The current trend to grant nature and natural entities rights is deficient to the extent it leaves domestic animals out of the legal picture. The 2022 Ecuadorian Constitutional Court judgment on the wild monkey Estrellita manifests the undue legal privileging of wild animals over domesticated animals. Estrellita extended rights of nature to wild animals, although the recognition of rights of nature amounts to false indigenisation and organised hypocrisy. The rationales offered for rights of nature, ranging from materialism over animism, are less convincing than the explanation for rights that are due to animals because of their ability to suffer. Three further practical functions of legal rights (resistance against commodification, shifting the burden of explanation and justification, and off-setting political powerlessness) are highly relevant for animals. Especially domesticated animals need legal rights more than mountains.

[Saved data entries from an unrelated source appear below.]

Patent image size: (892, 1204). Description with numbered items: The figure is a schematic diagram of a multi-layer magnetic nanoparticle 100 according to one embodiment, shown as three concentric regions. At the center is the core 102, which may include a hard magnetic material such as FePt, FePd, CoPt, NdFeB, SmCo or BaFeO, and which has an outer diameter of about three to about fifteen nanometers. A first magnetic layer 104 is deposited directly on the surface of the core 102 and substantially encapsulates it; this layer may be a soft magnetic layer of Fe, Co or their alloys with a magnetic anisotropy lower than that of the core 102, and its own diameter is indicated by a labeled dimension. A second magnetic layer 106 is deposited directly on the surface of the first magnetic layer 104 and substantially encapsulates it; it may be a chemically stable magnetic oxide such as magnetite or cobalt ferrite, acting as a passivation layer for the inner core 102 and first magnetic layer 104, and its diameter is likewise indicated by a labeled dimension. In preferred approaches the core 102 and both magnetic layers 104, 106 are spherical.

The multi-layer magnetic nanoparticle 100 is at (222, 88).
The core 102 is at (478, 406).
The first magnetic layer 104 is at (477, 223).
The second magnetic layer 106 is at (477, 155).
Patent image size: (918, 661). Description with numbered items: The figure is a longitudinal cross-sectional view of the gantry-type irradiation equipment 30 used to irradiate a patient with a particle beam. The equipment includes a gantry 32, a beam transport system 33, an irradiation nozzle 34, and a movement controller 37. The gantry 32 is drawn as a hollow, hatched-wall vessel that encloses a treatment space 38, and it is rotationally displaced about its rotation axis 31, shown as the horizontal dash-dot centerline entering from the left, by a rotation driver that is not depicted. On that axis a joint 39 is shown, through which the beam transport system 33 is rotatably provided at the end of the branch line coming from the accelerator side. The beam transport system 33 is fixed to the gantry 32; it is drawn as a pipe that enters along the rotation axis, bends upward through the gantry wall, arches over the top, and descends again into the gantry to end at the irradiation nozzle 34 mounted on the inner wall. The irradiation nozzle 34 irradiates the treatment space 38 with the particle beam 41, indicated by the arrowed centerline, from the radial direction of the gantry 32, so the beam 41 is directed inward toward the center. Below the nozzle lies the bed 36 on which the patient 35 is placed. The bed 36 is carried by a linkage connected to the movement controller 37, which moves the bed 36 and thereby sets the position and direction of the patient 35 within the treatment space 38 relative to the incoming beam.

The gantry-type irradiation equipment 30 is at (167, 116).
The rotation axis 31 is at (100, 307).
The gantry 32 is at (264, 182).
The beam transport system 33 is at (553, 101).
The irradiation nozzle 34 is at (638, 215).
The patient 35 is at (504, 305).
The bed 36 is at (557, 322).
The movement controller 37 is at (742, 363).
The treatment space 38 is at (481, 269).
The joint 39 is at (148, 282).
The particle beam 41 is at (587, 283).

'How Ecuador's Courts Are Giving Form and Force to Rights of Nature Norms' by Craig M Kauffman and Pamela L Martin in (2023) Transnational Environmental Law argues

 In 2008, Ecuador recognized rights of nature (RoN) in its Constitution. Since then, RoN have been relied upon in judicial decisions 55 times in Ecuador. Following years of ad hoc treatment of RoN by Ecuador's government and courts, its Constitutional Court selected various cases to establish binding jurisprudence in respect of RoN. In doing so, the Constitutional Court and various provincial courts in Ecuador have clarified the content of RoN, including specific criteria for determining RoN violations and the relationship between RoN and other constitutional rights, including community and economic rights related to development. Moreover, the courts are imposing sanctions on RoN violators, including the state and powerful commercial sectors. This article shows how Ecuadorian court decisions are changing RoN from a vague, abstract concept into a set of specific standards for how to balance RoN with various human rights and existing environmental law in order to implement sustainable development in an integrated and holistic manner that does not sacrifice ecosystem functioning. In doing so, the article contributes to the emerging literature on how new environmental law norms are constructed as they are put into practice, as well as the important role that judges play as norm entrepreneurs. ...

The above cases undermine previous analyses suggesting that RoN in Ecuador are merely symbolic and unimplemented as a result of judicial corruption and structural barriers. Ecuadorian judges are also rejecting the idea that the Constitution provides no guidance for how to reconcile competing constitutional rights, as some scholars allege. Court rulings emphasize the Constitution's commitment to a new development approach rooted in the Andean Indigenous concept sumak kawsay, which sees humans as embedded in natural systems and dependent on other natural entities through reciprocal relationships. Based on this, the Constitutional Court has ruled repeatedly that RoN are transversal, interacting with all other constitutional rights.